Professor Henry Srebrnik

Professor Henry Srebrnik

Monday, October 19, 2009

The End of Communist Rule in Eastern Europe

Henry Srebrnik, [Charlottetown, PEI] Guardian

It has now been two decades since the end of Communist rule in the Soviet bloc states of eastern Europe.

Soviet tanks had installed these regimes after the Second World War, had kept them in power, and in a number of cases - in East Germany in 1953, Hungary in 1956, Czechoslovakia in 1968 and Poland in 1981- had actively intervened to save them from collapse.

Only when the Kremlin decided no longer to prop them up did they get swept away - and then quite rapidly.

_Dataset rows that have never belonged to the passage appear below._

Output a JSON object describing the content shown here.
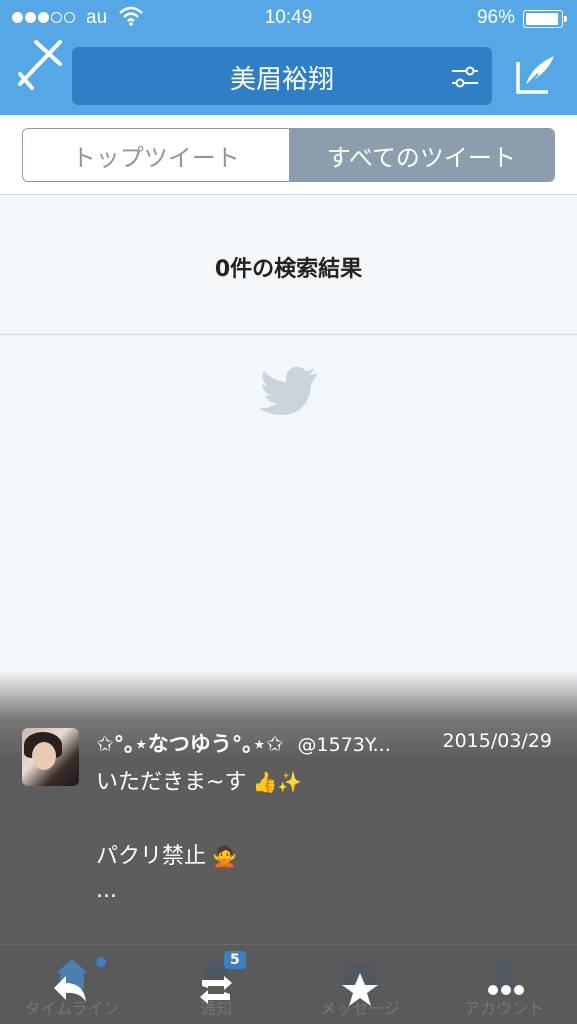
{
  "status_bar": {
    "carrier": "au",
    "time": "10:49",
    "battery": "96%",
    "battery_level": 0.96,
    "signal_bars_filled": 3,
    "signal_bars_total": 5
  },
  "nav": {
    "search_query": "美眉裕翔",
    "close_icon": "close-back-icon",
    "filter_icon": "sliders-icon",
    "compose_icon": "compose-icon"
  },
  "segments": {
    "top_tweets": "トップツイート",
    "all_tweets": "すべてのツイート",
    "selected": "all_tweets"
  },
  "results": {
    "count_text": "0件の検索結果"
  },
  "notification": {
    "display_name": "✩°｡⋆なつゆう°｡⋆✩",
    "handle": "@1573Y...",
    "date": "2015/03/29",
    "line1": "いただきま~す",
    "line1_emoji": "👍✨",
    "line2": "パクリ禁止",
    "line2_emoji": "🙅",
    "line3": "..."
  },
  "tabbar": {
    "items": [
      {
        "label": "タイムライン",
        "icon": "home-icon"
      },
      {
        "label": "通知",
        "icon": "notification-icon",
        "badge": "5"
      },
      {
        "label": "メッセージ",
        "icon": "envelope-icon"
      },
      {
        "label": "アカウント",
        "icon": "person-icon"
      }
    ]
  },
  "colors": {
    "header": "#55a7e6",
    "search_bar": "#2e7fc6",
    "overlay": "#5d5d5d",
    "selected_segment": "#8c9eae"
  }
}
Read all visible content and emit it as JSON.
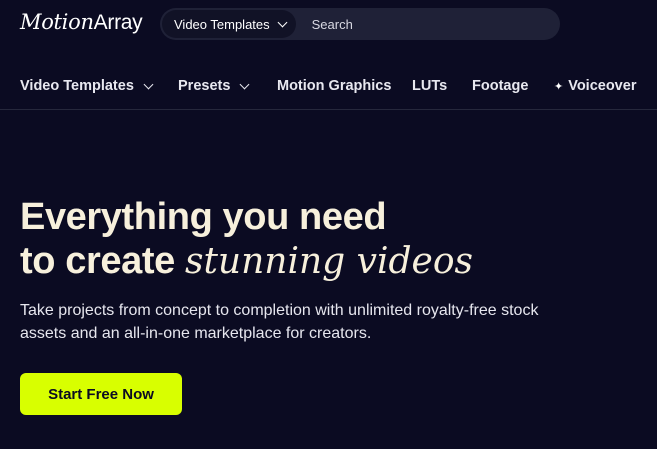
{
  "logo": {
    "part1": "Motion",
    "part2": "Array"
  },
  "search": {
    "category": "Video Templates",
    "placeholder": "Search"
  },
  "nav": {
    "items": [
      {
        "label": "Video Templates",
        "dropdown": true
      },
      {
        "label": "Presets",
        "dropdown": true
      },
      {
        "label": "Motion Graphics"
      },
      {
        "label": "LUTs"
      },
      {
        "label": "Footage"
      },
      {
        "label": "Voiceover",
        "icon": "sparkle-icon"
      }
    ]
  },
  "hero": {
    "line1": "Everything you need",
    "line2_plain": "to create ",
    "line2_accent": "stunning videos",
    "subtext": "Take projects from concept to completion with unlimited royalty-free stock assets and an all-in-one marketplace for creators.",
    "cta_label": "Start Free Now"
  },
  "colors": {
    "background": "#0b0b22",
    "cta": "#d8ff00",
    "headline": "#f7f0dc"
  }
}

Except for Romania, these countries did not move immediately from hardline Communist regimes to non-Communist ones: there was a "liberal Communist" interlude of reform which played an important role in bringing communism to an end.

By the mid-1980s it was clear that eastern European states were in deep trouble: stagnant growth, declining living standards, food shortages, growing discontent, foreign indebtedness, and a degraded and poisoned environment were the fruits of four decades of mismanagement.

But only when a new leader emerged in the Soviet Union could reformers make their move.

Committed to an end to the Soviet dominance of eastern Europe, Mikhail Gorbachev foreswore any interference in the internal affairs of other states. He met with nearly every Communist leader in eastern Europe before and during 1989 and indicated his support for change.

Aware of all the defects of Soviet-style socialism, the more liberal Communists now saw their chance. They thought the system could yet be reformed from within. Younger than the entrenched apparatchiks in power, they were willing to grant autonomy to non-Communist political movements and open a dialogue with them.

But this was not to be. Trying to liberalize communism proved to be an oxymoronic task: it was, as the dissident Polish philosopher Leszek Kolakowski concluded, like trying to "fry snowballs."

The pattern in eastern Europe in 1989-1990 more or less followed the same sequence, though details differed:

A group of liberal Communists, usually younger and farther down the party hierarchy, met to discuss ways to get rid of the conservative leadership still in command.

Anti-Communist dissidents then stepped forward, leading strikes and protests, which resulted in crackdowns and unrest. This was the signal for the liberal Communists to call for major reforms. Gorbachev sided with them.

The old conservative and Stalinist leaders were then pressured to resign or retire, sometimes even losing their party ranks.

"Round table" negotiations, designed to open the political process and bring into the political system opposition groups, were begun. Liberal Communists envisaged a mixed system with the Communist party continuing its "leading role" while sharing some power.

The liberal Communists, now in control, then held free elections. But newly formed non-Communist parties won these and the Communists lost power.

Non-Communist governments then emerged which dismantled, relatively peacefully, the whole apparatus of Communist rule. Only in Romania was there considerable bloodshed during this period. (Yugoslavia, which dissolved into civil war, was not a Soviet satellite.)

In trying to liberalize communism, the reformers had simply hastened its demise. As the French political theorist Alexis de Tocqueville had observed long ago, "The most perilous moment for a bad government is when it seeks to mend its ways."